Three in four Americans say they believe the Bible is the Word of God, according to a recently released Gallup (@Gallup) survey. But 21% consider it fables and history. These statistics mirror the percentage of Americans identifying themselves as Christian (76%) and non-Christian (22%) in Gallup’s 2013 religion aggregate.
[See our previous blogpost, A Summary of Recent Bible Reading Surveys]
The poll shows that 28% of Americans believe the Bible is the actual Word of God and that it should be taken literally; that’s down from the 38% to 40% reported in the late 1970s. About half of Americans continue to say the Bible is the inspired word of God, not to be taken literally.
Gallup’s long-standing trend question on biblical interpretation touches on two ongoing debates in Christian theology. One is about whether the words of the Bible came directly from God — essentially using the writers as scribes — or if they are the words of men, but guided by divine inspiration. The other debate involves the meaning of the words: whether they should be taken literally, or be viewed partly — or merely — as metaphors and allegories that allow for interpretation.
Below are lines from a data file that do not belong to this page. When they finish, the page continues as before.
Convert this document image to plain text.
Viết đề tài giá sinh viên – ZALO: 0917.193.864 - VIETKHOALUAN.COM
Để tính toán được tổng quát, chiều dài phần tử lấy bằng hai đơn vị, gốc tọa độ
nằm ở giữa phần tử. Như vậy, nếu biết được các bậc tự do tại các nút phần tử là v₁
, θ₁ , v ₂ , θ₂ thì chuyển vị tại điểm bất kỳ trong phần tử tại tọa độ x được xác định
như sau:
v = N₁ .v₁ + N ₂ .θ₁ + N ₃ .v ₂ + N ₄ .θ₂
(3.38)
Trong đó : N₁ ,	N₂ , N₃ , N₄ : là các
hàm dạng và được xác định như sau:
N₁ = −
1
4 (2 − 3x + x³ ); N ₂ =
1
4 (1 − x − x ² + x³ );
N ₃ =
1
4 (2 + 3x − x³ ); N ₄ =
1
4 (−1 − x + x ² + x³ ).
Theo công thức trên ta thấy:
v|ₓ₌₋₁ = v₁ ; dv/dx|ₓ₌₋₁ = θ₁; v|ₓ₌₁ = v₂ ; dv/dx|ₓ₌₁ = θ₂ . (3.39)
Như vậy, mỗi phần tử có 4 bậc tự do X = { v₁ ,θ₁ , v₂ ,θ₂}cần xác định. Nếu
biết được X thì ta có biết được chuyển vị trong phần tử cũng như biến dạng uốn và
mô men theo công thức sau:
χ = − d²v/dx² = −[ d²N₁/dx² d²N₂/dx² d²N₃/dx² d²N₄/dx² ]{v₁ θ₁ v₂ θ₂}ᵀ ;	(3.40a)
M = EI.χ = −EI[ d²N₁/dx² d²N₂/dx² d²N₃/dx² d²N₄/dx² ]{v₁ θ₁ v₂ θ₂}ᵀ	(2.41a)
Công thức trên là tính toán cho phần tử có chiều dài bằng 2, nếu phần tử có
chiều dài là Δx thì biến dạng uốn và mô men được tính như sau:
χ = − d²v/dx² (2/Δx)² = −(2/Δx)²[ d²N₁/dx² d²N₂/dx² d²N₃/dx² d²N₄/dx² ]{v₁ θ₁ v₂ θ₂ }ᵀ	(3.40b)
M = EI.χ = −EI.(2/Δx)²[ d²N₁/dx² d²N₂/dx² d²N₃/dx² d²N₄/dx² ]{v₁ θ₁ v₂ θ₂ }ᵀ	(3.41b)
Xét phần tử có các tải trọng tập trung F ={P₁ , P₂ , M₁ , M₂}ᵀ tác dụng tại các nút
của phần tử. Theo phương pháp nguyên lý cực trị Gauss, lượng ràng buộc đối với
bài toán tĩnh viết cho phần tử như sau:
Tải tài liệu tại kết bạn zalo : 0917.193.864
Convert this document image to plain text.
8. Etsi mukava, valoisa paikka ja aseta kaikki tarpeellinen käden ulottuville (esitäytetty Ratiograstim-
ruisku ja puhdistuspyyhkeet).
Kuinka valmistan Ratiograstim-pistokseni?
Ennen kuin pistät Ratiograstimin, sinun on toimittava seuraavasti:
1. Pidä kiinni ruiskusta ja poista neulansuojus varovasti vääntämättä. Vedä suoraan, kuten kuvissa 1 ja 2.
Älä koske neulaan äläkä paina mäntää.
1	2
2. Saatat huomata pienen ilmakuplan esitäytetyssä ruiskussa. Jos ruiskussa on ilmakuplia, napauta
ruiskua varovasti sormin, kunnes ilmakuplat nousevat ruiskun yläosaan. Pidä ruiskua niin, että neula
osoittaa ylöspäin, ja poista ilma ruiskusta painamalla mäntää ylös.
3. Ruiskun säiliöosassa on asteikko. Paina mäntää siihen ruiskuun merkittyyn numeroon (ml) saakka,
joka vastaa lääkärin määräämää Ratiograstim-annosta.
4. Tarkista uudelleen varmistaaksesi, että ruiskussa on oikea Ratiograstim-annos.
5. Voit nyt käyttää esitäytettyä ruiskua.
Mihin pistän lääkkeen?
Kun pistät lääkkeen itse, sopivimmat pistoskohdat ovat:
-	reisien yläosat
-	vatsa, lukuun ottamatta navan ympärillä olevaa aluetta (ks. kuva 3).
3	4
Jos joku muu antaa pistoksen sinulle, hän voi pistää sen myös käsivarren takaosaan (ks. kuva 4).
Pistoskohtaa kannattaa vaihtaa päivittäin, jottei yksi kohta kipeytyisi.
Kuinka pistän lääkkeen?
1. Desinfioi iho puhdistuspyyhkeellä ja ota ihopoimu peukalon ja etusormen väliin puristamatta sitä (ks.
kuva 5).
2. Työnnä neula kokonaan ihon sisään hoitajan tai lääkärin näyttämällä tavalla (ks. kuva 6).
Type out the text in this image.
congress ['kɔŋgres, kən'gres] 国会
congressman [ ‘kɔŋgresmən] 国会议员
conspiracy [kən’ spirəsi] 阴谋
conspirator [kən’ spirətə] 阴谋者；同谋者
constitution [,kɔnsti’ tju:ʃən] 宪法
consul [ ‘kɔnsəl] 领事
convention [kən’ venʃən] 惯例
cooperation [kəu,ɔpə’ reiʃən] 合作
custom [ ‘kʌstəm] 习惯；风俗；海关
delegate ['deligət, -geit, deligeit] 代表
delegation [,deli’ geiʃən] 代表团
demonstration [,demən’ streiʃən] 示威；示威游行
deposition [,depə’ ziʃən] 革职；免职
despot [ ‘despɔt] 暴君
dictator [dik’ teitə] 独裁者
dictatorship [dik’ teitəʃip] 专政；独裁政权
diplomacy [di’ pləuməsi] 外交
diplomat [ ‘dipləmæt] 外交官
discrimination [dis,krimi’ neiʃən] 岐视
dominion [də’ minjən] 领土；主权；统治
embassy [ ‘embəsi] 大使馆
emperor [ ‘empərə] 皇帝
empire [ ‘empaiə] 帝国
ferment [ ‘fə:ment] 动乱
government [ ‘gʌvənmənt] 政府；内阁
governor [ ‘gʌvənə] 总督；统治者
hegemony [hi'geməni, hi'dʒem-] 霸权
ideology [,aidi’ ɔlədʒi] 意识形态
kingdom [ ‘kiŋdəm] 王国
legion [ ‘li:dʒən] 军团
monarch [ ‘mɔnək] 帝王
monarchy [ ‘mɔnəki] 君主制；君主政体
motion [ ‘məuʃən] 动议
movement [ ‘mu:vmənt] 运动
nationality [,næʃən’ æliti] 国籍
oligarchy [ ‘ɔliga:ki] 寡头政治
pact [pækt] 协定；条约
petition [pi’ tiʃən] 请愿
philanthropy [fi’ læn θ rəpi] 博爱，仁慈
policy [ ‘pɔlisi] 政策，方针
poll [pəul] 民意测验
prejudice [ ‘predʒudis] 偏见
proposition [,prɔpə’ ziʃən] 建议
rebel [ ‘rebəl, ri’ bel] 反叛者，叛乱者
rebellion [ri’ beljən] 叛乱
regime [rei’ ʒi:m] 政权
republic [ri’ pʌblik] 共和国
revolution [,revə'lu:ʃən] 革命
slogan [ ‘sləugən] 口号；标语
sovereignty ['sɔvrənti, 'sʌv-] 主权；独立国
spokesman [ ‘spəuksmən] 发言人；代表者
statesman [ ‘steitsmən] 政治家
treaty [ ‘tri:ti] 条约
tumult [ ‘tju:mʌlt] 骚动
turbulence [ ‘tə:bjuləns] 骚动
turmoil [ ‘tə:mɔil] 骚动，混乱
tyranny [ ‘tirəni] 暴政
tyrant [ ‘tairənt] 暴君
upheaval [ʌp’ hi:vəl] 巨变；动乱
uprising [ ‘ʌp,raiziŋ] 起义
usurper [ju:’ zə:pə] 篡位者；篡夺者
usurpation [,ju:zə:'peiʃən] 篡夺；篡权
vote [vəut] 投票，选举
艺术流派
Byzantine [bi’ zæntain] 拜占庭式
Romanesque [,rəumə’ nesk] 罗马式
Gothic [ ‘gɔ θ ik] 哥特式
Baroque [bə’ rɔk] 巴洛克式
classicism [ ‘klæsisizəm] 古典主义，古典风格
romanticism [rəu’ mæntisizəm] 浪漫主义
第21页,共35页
To help clarify where the non-literal believers stand on God’s role in the Bible, Gallup asked half of respondents in the new poll a different question that offered a fourth choice: saying the Bible is the actual word of God, but with multiple interpretations possible.
In response to this four-part question, 22% of Americans say the Bible is the actual word of God, to be taken literally — a bit lower than when using the three-part question. Twenty-eight percent believe it is the actual word of God, but with multiple interpretations possible.
Another 28% say the Bible is the inspired word of God but should not be taken literally. Eighteen percent say it is an ancient book of fables, legends, history, and moral precepts written by man.
Gallup sums up its research this way, “Ultimately, the finding that nine in 10 Christians believe the Bible emanates from God indicates that US Christians are Christian in more than name only.” That sounds like a good thing to us.